The cramps knifed through me again, and a broken sob clawed free from my chest.

Remembering those words now wasn’t just torment—it was annihilation.

He hadn’t been there for me during my pregnancy—the nights of pain, the suffocating loneliness, the constant fear that gnawed me alive.

Yet here I was again, dragged back into this godforsaken territory. But this time would be different. I would escape. Somehow. Lake Como might be a gilded fortress, but even fortresses had cracks. There had to be illegal ways out. And I would find them.

“Penelope.”

Giovanni’s voice snapped me from my rage.

He was closer now, his limp more pronounced, his cane clicking against the stone. His face was pale, tight with pain. “I’m so sorry I failed you.”

I frowned, suspicion tugging at me. “Failed me?”
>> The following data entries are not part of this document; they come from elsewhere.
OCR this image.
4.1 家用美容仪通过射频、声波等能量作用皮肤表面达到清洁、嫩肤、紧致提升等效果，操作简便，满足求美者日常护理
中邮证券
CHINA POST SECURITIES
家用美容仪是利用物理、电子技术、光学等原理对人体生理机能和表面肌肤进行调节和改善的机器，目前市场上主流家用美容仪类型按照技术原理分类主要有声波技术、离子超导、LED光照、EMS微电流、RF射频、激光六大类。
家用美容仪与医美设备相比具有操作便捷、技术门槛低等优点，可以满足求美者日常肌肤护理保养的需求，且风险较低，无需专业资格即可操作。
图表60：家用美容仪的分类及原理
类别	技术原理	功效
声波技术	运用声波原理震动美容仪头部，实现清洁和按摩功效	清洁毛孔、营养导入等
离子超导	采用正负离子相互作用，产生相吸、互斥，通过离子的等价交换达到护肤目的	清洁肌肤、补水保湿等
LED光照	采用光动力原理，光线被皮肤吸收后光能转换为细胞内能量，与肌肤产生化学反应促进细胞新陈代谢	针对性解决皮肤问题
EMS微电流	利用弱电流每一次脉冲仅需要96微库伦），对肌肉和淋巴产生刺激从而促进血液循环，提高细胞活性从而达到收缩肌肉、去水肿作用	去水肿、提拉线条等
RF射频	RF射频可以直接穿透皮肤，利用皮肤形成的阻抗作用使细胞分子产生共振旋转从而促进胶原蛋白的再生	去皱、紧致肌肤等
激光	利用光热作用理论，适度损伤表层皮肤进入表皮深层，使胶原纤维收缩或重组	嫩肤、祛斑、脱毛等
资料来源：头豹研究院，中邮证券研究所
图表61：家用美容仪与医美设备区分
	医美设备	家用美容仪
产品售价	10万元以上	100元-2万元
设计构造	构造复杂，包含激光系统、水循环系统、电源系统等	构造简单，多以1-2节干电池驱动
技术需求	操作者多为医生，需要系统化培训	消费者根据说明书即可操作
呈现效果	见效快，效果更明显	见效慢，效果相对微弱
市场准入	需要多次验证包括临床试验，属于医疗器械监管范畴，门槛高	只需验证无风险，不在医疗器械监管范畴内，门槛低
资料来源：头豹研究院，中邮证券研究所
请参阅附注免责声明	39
“Yeah.” His Adam’s apple bobbed as he swallowed, his words strained. “I was supposed to protect you. That’s my duty. But I failed.” His limp carried him another step closer, each movement jagged. “I hope you can forgive me.”

My gaze dropped to my own battered, bloodstained self. Forgiveness was far from my lips. My voice came out flat, almost lifeless. “Just take me to the house. Please.”

He nodded, wordless, and led me toward a sleek black car.

Sliding into the back seat, I watched him struggle.

His bandaged leg bent stiffly, his jaw clenching as he forced himself behind the wheel. The cane clattered against the doorframe before he yanked it inside.

I couldn’t hold back. “You can’t even stand straight! How are you supposed to drive?”

His lips curved into a grim shadow of a smile. “Relax, Penelope. I only need one leg to drive.”

He gripped the wheel with white-knuckled determination, started the ignition, and pressed down.

The car lurched forward. Every shift of his injured leg drew a wince, his breath catching, sweat beading along his brow. Yet he pushed through the pain, guiding us away from the landing pad and deeper into Lake Como’s labyrinth of stone and shadows.

The car rolled to a stop at the base of the mansion.

Before Giovanni could limp out to help me, I shoved the door open and stepped into the night air.

The house loomed above me, perched on its rise like a predator surveying its prey.

A wide flight of stone steps stretched upward, flanked by cold balustrades of carved marble, their pale surfaces gleaming under the floodlights.

The ascent wasn’t steep like a hill, but deliberate—built to make anyone climbing it feel small, forced to look up at the fortress that awaited.